Dynamic Mechanical Analysis of 3D Printed PETG Material

Abstract

3D printing technology through fused filament fabrication has found various industrial applications in the field of rapid manufacturing to fabricate prototypes and concept models. However, being the most popular technology, fused filament fabrication requires through understanding about the influence of the process parameters on resulting products. This investigation attempts to provide the terse behavior of the viscoelastic properties of fused filament fabrication processed with Poly Ethylene Terephthalate Glycol (PETG) samples considering the impact of fused filament fabrication process parameters. Dynamic mechanical analyzer is used to perform the dynamic mechanical analysis (DMA) and the dynamic response of fused filament fabrication PETG specimens is studied while they are subjected to dual cantilever loading under periodic stress.
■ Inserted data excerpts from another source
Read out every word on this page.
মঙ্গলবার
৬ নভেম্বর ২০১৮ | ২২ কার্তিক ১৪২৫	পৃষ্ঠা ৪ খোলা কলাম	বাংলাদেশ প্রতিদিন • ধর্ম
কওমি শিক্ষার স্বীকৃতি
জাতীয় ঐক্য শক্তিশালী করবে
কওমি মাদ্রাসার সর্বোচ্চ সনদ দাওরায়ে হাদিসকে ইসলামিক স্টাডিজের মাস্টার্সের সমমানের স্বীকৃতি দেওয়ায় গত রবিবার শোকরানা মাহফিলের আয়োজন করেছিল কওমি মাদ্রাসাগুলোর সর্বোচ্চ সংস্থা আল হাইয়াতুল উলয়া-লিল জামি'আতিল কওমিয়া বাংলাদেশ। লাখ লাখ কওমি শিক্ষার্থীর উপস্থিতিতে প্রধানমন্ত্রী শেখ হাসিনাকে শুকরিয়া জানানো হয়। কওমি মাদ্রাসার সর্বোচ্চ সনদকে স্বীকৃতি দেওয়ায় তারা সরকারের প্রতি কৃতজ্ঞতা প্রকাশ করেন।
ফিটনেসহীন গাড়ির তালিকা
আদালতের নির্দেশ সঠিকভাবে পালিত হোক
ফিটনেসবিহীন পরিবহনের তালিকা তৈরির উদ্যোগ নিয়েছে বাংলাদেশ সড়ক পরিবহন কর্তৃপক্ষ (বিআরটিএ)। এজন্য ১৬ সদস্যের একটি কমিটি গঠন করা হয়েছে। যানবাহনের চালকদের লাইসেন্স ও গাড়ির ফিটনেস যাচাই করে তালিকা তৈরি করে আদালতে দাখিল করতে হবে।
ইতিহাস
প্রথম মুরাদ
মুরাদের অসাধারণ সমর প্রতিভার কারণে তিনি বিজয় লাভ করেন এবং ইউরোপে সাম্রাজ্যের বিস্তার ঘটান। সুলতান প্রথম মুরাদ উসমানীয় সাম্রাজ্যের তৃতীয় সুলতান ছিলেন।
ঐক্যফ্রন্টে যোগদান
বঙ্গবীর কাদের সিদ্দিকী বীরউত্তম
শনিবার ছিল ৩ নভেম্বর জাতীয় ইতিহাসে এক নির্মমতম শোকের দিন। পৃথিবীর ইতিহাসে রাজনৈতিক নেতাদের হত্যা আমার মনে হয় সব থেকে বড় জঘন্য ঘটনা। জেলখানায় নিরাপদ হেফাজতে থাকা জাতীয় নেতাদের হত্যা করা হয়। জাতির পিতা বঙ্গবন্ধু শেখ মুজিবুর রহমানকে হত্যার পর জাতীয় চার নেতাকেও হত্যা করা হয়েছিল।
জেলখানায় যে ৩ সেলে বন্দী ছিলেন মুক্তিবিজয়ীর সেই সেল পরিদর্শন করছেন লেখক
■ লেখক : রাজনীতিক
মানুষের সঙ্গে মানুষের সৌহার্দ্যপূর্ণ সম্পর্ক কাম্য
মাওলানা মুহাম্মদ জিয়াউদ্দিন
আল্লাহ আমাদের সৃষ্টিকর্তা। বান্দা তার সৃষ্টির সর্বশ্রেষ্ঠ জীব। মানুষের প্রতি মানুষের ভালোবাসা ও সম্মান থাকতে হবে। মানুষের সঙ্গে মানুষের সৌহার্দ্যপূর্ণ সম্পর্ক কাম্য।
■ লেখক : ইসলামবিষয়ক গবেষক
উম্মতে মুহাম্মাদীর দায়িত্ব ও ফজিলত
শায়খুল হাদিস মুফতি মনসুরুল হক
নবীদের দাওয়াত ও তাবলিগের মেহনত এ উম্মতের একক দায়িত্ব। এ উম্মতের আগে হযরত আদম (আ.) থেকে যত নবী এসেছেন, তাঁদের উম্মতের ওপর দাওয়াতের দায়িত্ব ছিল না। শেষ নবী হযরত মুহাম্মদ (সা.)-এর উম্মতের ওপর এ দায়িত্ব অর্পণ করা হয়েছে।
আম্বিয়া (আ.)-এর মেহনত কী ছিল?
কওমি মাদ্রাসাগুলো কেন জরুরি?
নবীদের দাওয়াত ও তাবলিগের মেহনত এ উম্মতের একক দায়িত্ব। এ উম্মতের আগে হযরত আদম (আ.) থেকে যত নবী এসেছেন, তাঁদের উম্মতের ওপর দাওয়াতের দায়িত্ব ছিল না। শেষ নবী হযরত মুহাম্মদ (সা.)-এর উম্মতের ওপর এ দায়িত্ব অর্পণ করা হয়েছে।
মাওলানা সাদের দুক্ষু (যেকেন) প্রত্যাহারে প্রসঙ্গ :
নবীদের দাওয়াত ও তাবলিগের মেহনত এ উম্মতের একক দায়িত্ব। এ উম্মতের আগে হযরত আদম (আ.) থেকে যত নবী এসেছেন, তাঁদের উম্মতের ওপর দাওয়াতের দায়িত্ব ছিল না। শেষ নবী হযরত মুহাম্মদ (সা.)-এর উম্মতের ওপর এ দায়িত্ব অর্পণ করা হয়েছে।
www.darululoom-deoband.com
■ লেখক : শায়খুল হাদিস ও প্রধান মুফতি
The fused filament fabrication process parameters such as, feed rate, layer thickness and infill density are considered. PETG parts are fabricated using 100% infill density at a feed rate of 50 mm/sec with three different layer thicknesses of 0.17 mm, 0.23 mm and 0.3 mm. DMA is performed with temperature ranging from room temperature to 130°C at five different frequency values of 1 Hz, 2 Hz, 5 Hz, 7 Hz & 10 Hz. The effect of process parameters of fused filament fabrication and frequencies on the viscoelastic properties of 3D printed PETG specimens is explored. The results reveled that, the storage module and loss module values are better for the specimens prepared with a layer thickness of 0.17 mm irrespective of the variation in the frequency values.